Knife Attack: International Correspondents Condemn Hooded Violence in Santiago | National

The Association of International Press Correspondents in Chile (ACPI) lamented the current situation of coverage in the country and made a special call to Carabineros to act against this easy-to-detect group, always in the midst of so many peaceful protesters.

The Association of International Press Correspondents in Chile (ACPI) lamented, criticized and condemned the escalation of violence and intimidation unleashed by groups of hooded people against the journalists who cover the demonstrations in Santiago de Chile.

This after several of them tried attack on Thursday, with knives, several professionals, including photographers from the Efe and AFP agencies.

In a statement released after the student march called on Thursday in Plaza Italia, the heart of the protests in 2018, the ACPI classified the aggressors as “a small clearly organized group, alien to the march”, which also acted in the protests of the past September 8 and 11.

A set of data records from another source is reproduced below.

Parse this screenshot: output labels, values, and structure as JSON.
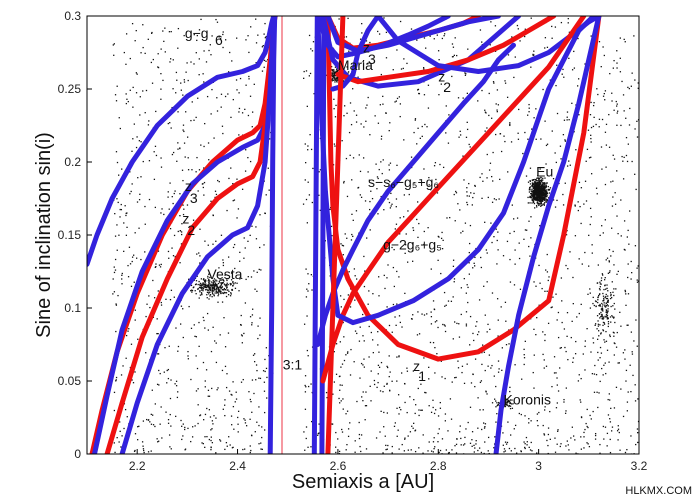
{
  "chart_data": {
    "type": "scatter",
    "title": "",
    "xlabel": "Semiaxis a [AU]",
    "ylabel": "Sine of inclination sin(i)",
    "xlim": [
      2.1,
      3.2
    ],
    "ylim": [
      0,
      0.3
    ],
    "xticks": [
      "2.2",
      "2.4",
      "2.6",
      "2.8",
      "3",
      "3.2"
    ],
    "yticks": [
      "0",
      "0.05",
      "0.1",
      "0.15",
      "0.2",
      "0.25",
      "0.3"
    ],
    "grid": false,
    "colors": {
      "red": "#ee1111",
      "blue": "#3322dd",
      "points": "#111111"
    },
    "annotations": [
      {
        "text": "Maria",
        "x": 2.6,
        "y": 0.263
      },
      {
        "text": "Eu",
        "x": 2.995,
        "y": 0.19
      },
      {
        "text": "Vesta",
        "x": 2.34,
        "y": 0.12
      },
      {
        "text": "Koronis",
        "x": 2.93,
        "y": 0.034
      },
      {
        "text": "3:1",
        "x": 2.49,
        "y": 0.058
      },
      {
        "text": "g−g",
        "x": 2.295,
        "y": 0.285
      },
      {
        "text": "6",
        "x": 2.355,
        "y": 0.28
      },
      {
        "text": "z",
        "x": 2.295,
        "y": 0.18
      },
      {
        "text": "3",
        "x": 2.305,
        "y": 0.172
      },
      {
        "text": "z",
        "x": 2.29,
        "y": 0.158
      },
      {
        "text": "2",
        "x": 2.3,
        "y": 0.15
      },
      {
        "text": "z",
        "x": 2.65,
        "y": 0.275
      },
      {
        "text": "3",
        "x": 2.66,
        "y": 0.267
      },
      {
        "text": "z",
        "x": 2.8,
        "y": 0.255
      },
      {
        "text": "2",
        "x": 2.81,
        "y": 0.248
      },
      {
        "text": "z",
        "x": 2.75,
        "y": 0.057
      },
      {
        "text": "1",
        "x": 2.76,
        "y": 0.05
      },
      {
        "text": "s−s₆−g₅+g₆",
        "x": 2.66,
        "y": 0.183
      },
      {
        "text": "g−2g₆+g₅",
        "x": 2.69,
        "y": 0.14
      }
    ],
    "series": [
      {
        "color": "red",
        "x": [
          2.11,
          2.13,
          2.16,
          2.2,
          2.25,
          2.3,
          2.35,
          2.4,
          2.43,
          2.445,
          2.455,
          2.465,
          2.47,
          2.475
        ],
        "y": [
          0.0,
          0.03,
          0.07,
          0.11,
          0.15,
          0.18,
          0.2,
          0.215,
          0.22,
          0.225,
          0.24,
          0.27,
          0.29,
          0.3
        ]
      },
      {
        "color": "blue",
        "x": [
          2.1,
          2.12,
          2.15,
          2.19,
          2.24,
          2.3,
          2.36,
          2.41,
          2.44,
          2.455,
          2.462,
          2.468,
          2.472,
          2.475
        ],
        "y": [
          0.13,
          0.15,
          0.175,
          0.2,
          0.225,
          0.245,
          0.258,
          0.262,
          0.266,
          0.275,
          0.285,
          0.295,
          0.3,
          0.3
        ]
      },
      {
        "color": "blue",
        "x": [
          2.115,
          2.14,
          2.17,
          2.21,
          2.26,
          2.31,
          2.36,
          2.41,
          2.44,
          2.455,
          2.462,
          2.47,
          2.474
        ],
        "y": [
          0.0,
          0.04,
          0.085,
          0.125,
          0.16,
          0.185,
          0.2,
          0.21,
          0.215,
          0.225,
          0.245,
          0.275,
          0.3
        ]
      },
      {
        "color": "red",
        "x": [
          2.14,
          2.17,
          2.21,
          2.26,
          2.31,
          2.36,
          2.4,
          2.43,
          2.445,
          2.455,
          2.462,
          2.47,
          2.474
        ],
        "y": [
          0.0,
          0.035,
          0.08,
          0.12,
          0.155,
          0.175,
          0.185,
          0.19,
          0.2,
          0.225,
          0.255,
          0.285,
          0.3
        ]
      },
      {
        "color": "blue",
        "x": [
          2.17,
          2.2,
          2.24,
          2.29,
          2.34,
          2.39,
          2.42,
          2.44,
          2.455,
          2.465,
          2.472
        ],
        "y": [
          0.0,
          0.035,
          0.075,
          0.11,
          0.135,
          0.15,
          0.155,
          0.17,
          0.2,
          0.25,
          0.3
        ]
      },
      {
        "color": "blue",
        "x": [
          2.465,
          2.468,
          2.47,
          2.472,
          2.474
        ],
        "y": [
          0.0,
          0.1,
          0.2,
          0.27,
          0.3
        ]
      },
      {
        "color": "blue",
        "x": [
          2.553,
          2.555,
          2.557,
          2.559
        ],
        "y": [
          0.0,
          0.1,
          0.2,
          0.3
        ]
      },
      {
        "color": "blue",
        "x": [
          2.568,
          2.57,
          2.572
        ],
        "y": [
          0.0,
          0.15,
          0.3
        ]
      },
      {
        "color": "red",
        "x": [
          2.58,
          2.583,
          2.586,
          2.59,
          2.6,
          2.62,
          2.66,
          2.72,
          2.8,
          2.88,
          2.95,
          3.02,
          3.05,
          3.09,
          3.12
        ],
        "y": [
          0.3,
          0.25,
          0.2,
          0.17,
          0.14,
          0.12,
          0.095,
          0.075,
          0.065,
          0.07,
          0.085,
          0.105,
          0.15,
          0.22,
          0.3
        ]
      },
      {
        "color": "red",
        "x": [
          2.58,
          2.6,
          2.63,
          2.68,
          2.74,
          2.8,
          2.85,
          2.88
        ],
        "y": [
          0.3,
          0.285,
          0.278,
          0.28,
          0.285,
          0.29,
          0.295,
          0.3
        ]
      },
      {
        "color": "blue",
        "x": [
          2.56,
          2.58,
          2.6,
          2.64,
          2.69,
          2.74,
          2.78,
          2.82
        ],
        "y": [
          0.3,
          0.28,
          0.272,
          0.275,
          0.28,
          0.287,
          0.293,
          0.3
        ]
      },
      {
        "color": "blue",
        "x": [
          2.58,
          2.6,
          2.64,
          2.7,
          2.76,
          2.82,
          2.86,
          2.89,
          2.92
        ],
        "y": [
          0.3,
          0.282,
          0.276,
          0.28,
          0.286,
          0.292,
          0.296,
          0.298,
          0.3
        ]
      },
      {
        "color": "blue",
        "x": [
          2.57,
          2.59,
          2.62,
          2.68,
          2.76,
          2.86,
          2.92,
          2.96
        ],
        "y": [
          0.3,
          0.27,
          0.258,
          0.252,
          0.255,
          0.27,
          0.288,
          0.3
        ]
      },
      {
        "color": "red",
        "x": [
          2.6,
          2.64,
          2.7,
          2.78,
          2.86,
          2.93,
          2.98,
          3.01,
          3.03
        ],
        "y": [
          0.26,
          0.255,
          0.258,
          0.262,
          0.27,
          0.28,
          0.29,
          0.296,
          0.3
        ]
      },
      {
        "color": "blue",
        "x": [
          2.59,
          2.61,
          2.63,
          2.64,
          2.66,
          2.68,
          2.72,
          2.8,
          2.88,
          2.96,
          3.02,
          3.07,
          3.1,
          3.12
        ],
        "y": [
          0.25,
          0.252,
          0.26,
          0.275,
          0.29,
          0.3,
          0.283,
          0.266,
          0.262,
          0.266,
          0.275,
          0.288,
          0.296,
          0.3
        ]
      },
      {
        "color": "red",
        "x": [
          2.57,
          2.59,
          2.61,
          2.63,
          2.66,
          2.7,
          2.74,
          2.78,
          2.82,
          2.86,
          2.9,
          2.94,
          2.98,
          3.02,
          3.06,
          3.09
        ],
        "y": [
          0.05,
          0.075,
          0.095,
          0.11,
          0.125,
          0.145,
          0.16,
          0.175,
          0.19,
          0.205,
          0.22,
          0.235,
          0.25,
          0.265,
          0.285,
          0.3
        ]
      },
      {
        "color": "blue",
        "x": [
          2.56,
          2.575,
          2.59,
          2.6,
          2.61,
          2.63,
          2.66,
          2.7,
          2.75,
          2.8,
          2.85,
          2.89,
          2.92,
          2.95
        ],
        "y": [
          0.075,
          0.095,
          0.11,
          0.118,
          0.126,
          0.14,
          0.16,
          0.18,
          0.2,
          0.22,
          0.24,
          0.255,
          0.27,
          0.28
        ]
      },
      {
        "color": "blue",
        "x": [
          2.56,
          2.565,
          2.575,
          2.59,
          2.6,
          2.63,
          2.68,
          2.75,
          2.82,
          2.88,
          2.93,
          2.97,
          3.0,
          3.02,
          3.05,
          3.08,
          3.11
        ],
        "y": [
          0.3,
          0.25,
          0.18,
          0.12,
          0.095,
          0.09,
          0.095,
          0.105,
          0.12,
          0.14,
          0.165,
          0.2,
          0.23,
          0.25,
          0.27,
          0.29,
          0.3
        ]
      },
      {
        "color": "red",
        "x": [
          2.58,
          2.585,
          2.59,
          2.6,
          2.61
        ],
        "y": [
          0.0,
          0.05,
          0.1,
          0.2,
          0.3
        ]
      },
      {
        "color": "blue",
        "x": [
          2.915,
          2.925,
          2.94,
          2.96,
          2.99,
          3.02,
          3.05,
          3.08,
          3.1,
          3.12
        ],
        "y": [
          0.0,
          0.03,
          0.06,
          0.095,
          0.135,
          0.17,
          0.2,
          0.24,
          0.27,
          0.3
        ]
      }
    ]
  },
  "watermark": "HLKMX.COM"
}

In those two marches The aforementioned group tried to rob several pharmacies and other businesses, as one of the Efe photographers reported, who tried to rip off his camera and threatened him so that he could not record the moment.

“The ACPI expresses its condemnation of the attacks and threats with knives that several colleagues suffered this Thursday journalists who tried to cover the student march that was convened in Plaza Italia, where a small group of very violent hooded men intimidated photographers and cameramen to prevent them from recording the demonstration in the center of Santiago”, they assured in the note.

“Although this type of violent group has acted against the press on previous occasions, most recently in the demonstrations on September 8 and 11, this is the first time that they have approached journalists, rebuked them for giving the names of the media where they work and chase them with knives to force them to leave the place, even with the intention of taking away their work equipment,” they added.

Hooded and Carabineros

ACPI also warned that “Today’s episode marks a further deterioration in this type of coverage in Chileprovoked by small and perfectly identifiable groups that, however, are managing to intimidate with impunity so that the press cannot carry out its work.”

Thus, he urged the police forces, in particular the Carabineros, to be more proactive in the fight against these violent groups., who have nothing to do with the protests and are dedicated to committing crimes and breaking up the demonstrations; and to discriminate better between the violent and those who protest peacefully.

To the above, they added the power to safeguard the integrity of journalists and their right to free and secure information, as guaranteed by the international charter of human rights.

“We call on the authorities in general to take pertinent actions in order to prevent events of this gravity from occurring against the free exercise of journalism during the coverage of legitimate social demonstrations,” they affirmed.

“The State of Chile has signed international conventions that oblige it to protect journalistic action, therefore we consider it imperative in this situation to guarantee the right to inform,” he concluded.

Although the threatened photographers and journalists were able to leave the area without suffering any kind of injury, it has been reported that several people who were filming had their phones stolen, some of which were destroyed in the streets..

The hooded men confronted the police forces with stones, sticks, bottles and Molotov cocktails at the end of the student protest on September 8 and at the entrance to the General Cemetery after the demonstration on September 11, in memory of the coup d’état that in 1973 overthrew the government of Salvador Allende.